Hi,
I’m really new to online discussions, especially ones about cancer, but I’m struggling to find support that isn’t my family and friends who have dealt with so much already.
I was diagnosed with HL at the end of last year and started 6 cycles of ABVD in January. I finished treatment last month. Through that time I think I managed to cope really well with the news. I’m only 21 so I suppose knowing that cure rates for someone of my age is high helped a lot. I was also in my last year of my degree which I think gave me a much needed focus away from thinking about cancer all the time
But now that everything has ended - degree and treatment - with no job or financial stability, I find that I’m struggling to cope with my emotions? I cry at every cancer related advert and I’m constantly worried about HL symptoms which I’m aware could be psychosomatic. My next consultation is in October and I really don’t know what to do. I was wondering if anyone had any tips on how to cope with the waiting for a PET scan and whether it’s normal to feel the worst emotionally AFTER all the hard stuff is over with? I feel like my emotions are the wrong way round.
Hi will reply later but do read this paper it will explain a lot and don't worry your feelings are normal
John
Hi and welcome to the HL Forum but always sorry to see folks finding us.
I am Mike Thehighlander and I help out around the Lymphoma Forums. I was diagnosed with rare type of NHL back in 1999 so do understand the journey you have been on.
Yes, you would think that once treatment is finished that’s it - move on with life, but sometimes it is a challenge to do this.
A good place to start you thinking is to have a look at this great paper, folks will actually come back and say that they think that the paper had been written just about them.
I am sure that some of the HL folks will be along to help you out further.
Thanks Mike!! An incredible paper to read, if not hard at times with its accuracy. It’s made me feel more at ease with what I’m feeling and that maybe I’m trying to do too many things at once
Hi,
yes, yes and yes! You are definitely totally normal!
the HL has taken over your life somewhat and suddenly all that care has gone and you’re left on your own again worrying about each and every little lump and bump! (Been there, done that!) and Peter Harvey’s article helped me loads too. (Breast cancer, sorted by a mastectomy, but I too panic! I post here too as daughter had HL with a very long history)
you're still in very early stages of learning to trust your body again, it let you down and trust comes back slowly, but it will return and you’ll get to know when to seek help if it’s needed.
Hugs xxx
Moomy
Good morning , yes, the paper is like someone has looked into your thoughts and unpacked them. The challenge now is to use this as stepping stones to move on with life, to find your new rhythm of life.

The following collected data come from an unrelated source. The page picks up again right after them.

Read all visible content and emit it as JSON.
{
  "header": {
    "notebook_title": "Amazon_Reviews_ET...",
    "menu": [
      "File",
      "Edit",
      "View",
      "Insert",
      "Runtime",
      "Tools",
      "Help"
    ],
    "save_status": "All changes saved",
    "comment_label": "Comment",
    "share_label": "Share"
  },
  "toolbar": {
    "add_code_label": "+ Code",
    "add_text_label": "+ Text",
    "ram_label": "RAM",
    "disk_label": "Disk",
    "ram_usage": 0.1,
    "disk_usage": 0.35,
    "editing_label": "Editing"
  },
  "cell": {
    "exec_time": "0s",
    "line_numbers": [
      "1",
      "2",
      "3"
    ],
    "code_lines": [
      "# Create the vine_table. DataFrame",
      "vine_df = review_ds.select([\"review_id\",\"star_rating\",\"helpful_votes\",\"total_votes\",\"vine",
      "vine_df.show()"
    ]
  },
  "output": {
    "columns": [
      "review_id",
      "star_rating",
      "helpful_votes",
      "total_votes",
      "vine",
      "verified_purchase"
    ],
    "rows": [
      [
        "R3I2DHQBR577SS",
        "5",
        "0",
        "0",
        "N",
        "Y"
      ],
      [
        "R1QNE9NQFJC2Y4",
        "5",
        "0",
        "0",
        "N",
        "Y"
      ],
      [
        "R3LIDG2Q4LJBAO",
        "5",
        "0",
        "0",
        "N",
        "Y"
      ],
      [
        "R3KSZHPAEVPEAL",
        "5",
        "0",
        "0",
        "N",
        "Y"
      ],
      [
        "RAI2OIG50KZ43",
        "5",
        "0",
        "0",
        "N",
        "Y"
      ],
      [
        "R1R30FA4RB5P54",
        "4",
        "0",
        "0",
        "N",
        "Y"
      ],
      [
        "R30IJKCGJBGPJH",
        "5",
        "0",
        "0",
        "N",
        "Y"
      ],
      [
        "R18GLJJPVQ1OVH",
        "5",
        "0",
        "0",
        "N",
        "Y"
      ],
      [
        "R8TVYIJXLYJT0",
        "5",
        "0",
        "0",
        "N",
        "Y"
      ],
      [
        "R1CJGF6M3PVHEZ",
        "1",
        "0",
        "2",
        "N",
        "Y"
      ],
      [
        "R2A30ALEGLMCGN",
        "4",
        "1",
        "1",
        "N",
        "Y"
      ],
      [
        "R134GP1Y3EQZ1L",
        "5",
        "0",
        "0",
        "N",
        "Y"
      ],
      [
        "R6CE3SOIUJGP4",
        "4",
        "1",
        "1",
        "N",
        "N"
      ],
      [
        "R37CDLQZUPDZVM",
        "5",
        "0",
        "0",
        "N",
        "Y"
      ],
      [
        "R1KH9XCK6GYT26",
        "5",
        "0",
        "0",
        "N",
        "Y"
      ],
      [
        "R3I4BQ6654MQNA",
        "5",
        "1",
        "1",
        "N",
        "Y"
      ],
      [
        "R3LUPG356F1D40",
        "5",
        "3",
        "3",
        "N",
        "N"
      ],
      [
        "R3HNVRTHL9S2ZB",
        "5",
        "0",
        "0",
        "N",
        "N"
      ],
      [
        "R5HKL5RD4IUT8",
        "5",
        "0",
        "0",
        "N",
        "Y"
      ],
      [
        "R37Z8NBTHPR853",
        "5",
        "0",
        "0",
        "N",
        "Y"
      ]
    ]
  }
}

You may consider setting a small goal for each of the areas and when you achieve that goal give yourself a reward. Yes you deserve it due to the journey you have been on.
Put each heading on your phone notes and note what you have done already and what the next step can be and tick them off as you go. Its all about small but determined steps in the right direction.
What steps am I taking to regain trusts in my body?
What steps am I taking to regain trust in myself?
What steps am I taking to overcome living with uncertainty?
What steps am I taking to deal with the world?
What steps am I taking to regain mastery and control of my life?
Try it, the future is sitting in front of you - when driving a car. The big windscreen shows the future and the decisions are there to make. The past is in the little mirrors and is getting smaller and more fuzzy as you move forward.....if you concentrate on the past you don’t make progress..... and can even crash.
Hi again, now you have read the paper you understand things a little better and can start to rationalise things, a few things to add. Give yourself time to recover and don't be hard on yourself when you have a bad day, it's normal. Even though your still very young life does change after treatment and all we all wanted was to get back to normal and that's hard as you cannot go back, so looking forward and starting to plan will happen, again, it just takes time and thats been complicated by finishing Uni and wondering what the future now holds. If your degree was a distraction seek out new distractions to keep you busy and your mind occupied, with time things do drift into the dim and distant past.
If it helps continue to chat here as we all understand as we have been there and come out the other side which you can do to.